Now look at the infinite sequence $a_1,a_2,\dots$ consisting of the subjects of all your promises. For each $n$, its $n$-th components converge, because you have a subsequence of what you had after $n$ thinnings, and you ensured convergence of the $n$-th components at that stage.

This means that $a_1,a_2,\dots$ converges in the product topology. Since it's clearly a subsequence of the sequence you began with, the proof is complete.

You mentioned a "diagonal argument". Because the other answer did not use one (at least it doesn't explain the name), I'll present it here.

We consider a sequence of sequences, where each is a subsequence of the last. Define

$$ \mathbf{x_0} = x_1, x_2, \ldots $$

As the original sequence. Let

$$ \mathbf{x_1} = x_{11}, x_{12}, \ldots $$

be a subsequence of $\mathbf{x_0}$ such that the first coordinate converges---the sequence projected onto $X_1$ converges. This is possible from sequential compactness.

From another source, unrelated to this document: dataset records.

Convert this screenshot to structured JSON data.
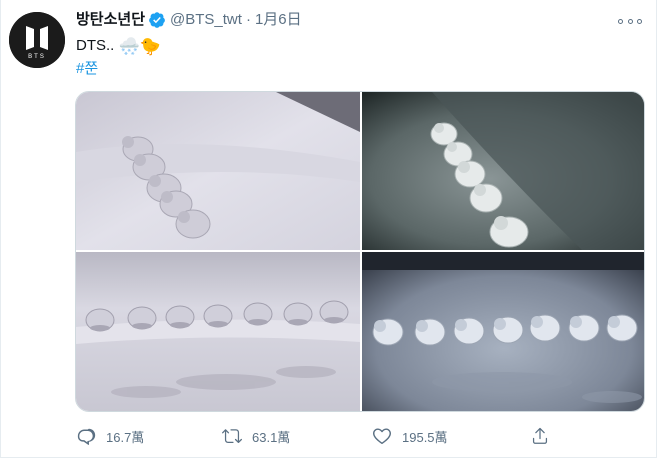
{
  "tweet": {
    "display_name": "방탄소년단",
    "verified_icon": "verified-badge-icon",
    "handle": "@BTS_twt",
    "separator": "·",
    "date": "1月6日",
    "text": "DTS..",
    "emojis": "🌨️🐤",
    "hashtag": "#쭌"
  },
  "avatar": {
    "logo_text": "BTS"
  },
  "media": {
    "photos": [
      {
        "icon": "snow-ducks-photo-1"
      },
      {
        "icon": "snow-ducks-photo-2"
      },
      {
        "icon": "snow-ducks-photo-3"
      },
      {
        "icon": "snow-ducks-photo-4"
      }
    ]
  },
  "actions": {
    "reply_count": "16.7萬",
    "retweet_count": "63.1萬",
    "like_count": "195.5萬",
    "share_icon": "share-icon"
  },
  "colors": {
    "link": "#1b95e0",
    "secondary_text": "#5b7083",
    "verified": "#1da1f2"
  }
}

Similarly, for all $n\ge 2$, let $\mathbf{x_n}$ be a subsequence of $\mathbf{x_{n-1}}$ such that the $n$-th coordinate converges.

Now consider the sequence

$$ \mathbf{y} = x_{11}, x_{22}, x_{33}, \ldots $$

Formed by taking the "diagonal" of the array

$$ \begin{array}{llll} x_{11}& x_{12}& x_{13}& \ldots\\ x_{21}& x_{22}& x_{23}& \ldots\\ x_{31}& x_{32}& x_{33}& \ldots\\ \vdots& \vdots& \vdots& \ddots \end{array} $$

We claim this sequence converges in the product space. This is the "diagonal" of the diagonal argument.

Note that for $m < n$, $x_{nn}$ is an element of $\mathbf{x_m}$, and it comes strictly after $x_{mm}$ in $\mathbf{x_m}$. Thus,

$$ x_{11}, x_{22}, \ldots $$

is a subsequence of $\mathbf{x_1}$, so $\mathbf{y}$ converges in the first coordinate. Similarly,

$$ x_{22}, x_{33}, \ldots $$

is a subsequence of $\mathbf{x_2}$, so $\mathbf{y}$ converges in the second coordinate. Continuing like this, we see that $\mathbf{y}$ converges pointwise in all coordinates.

The argument where you arrange a nested sequence of sequences into an array and take the diagonal is used elsewhere, for example in the proof of the Kolmogorov Extension Theorem.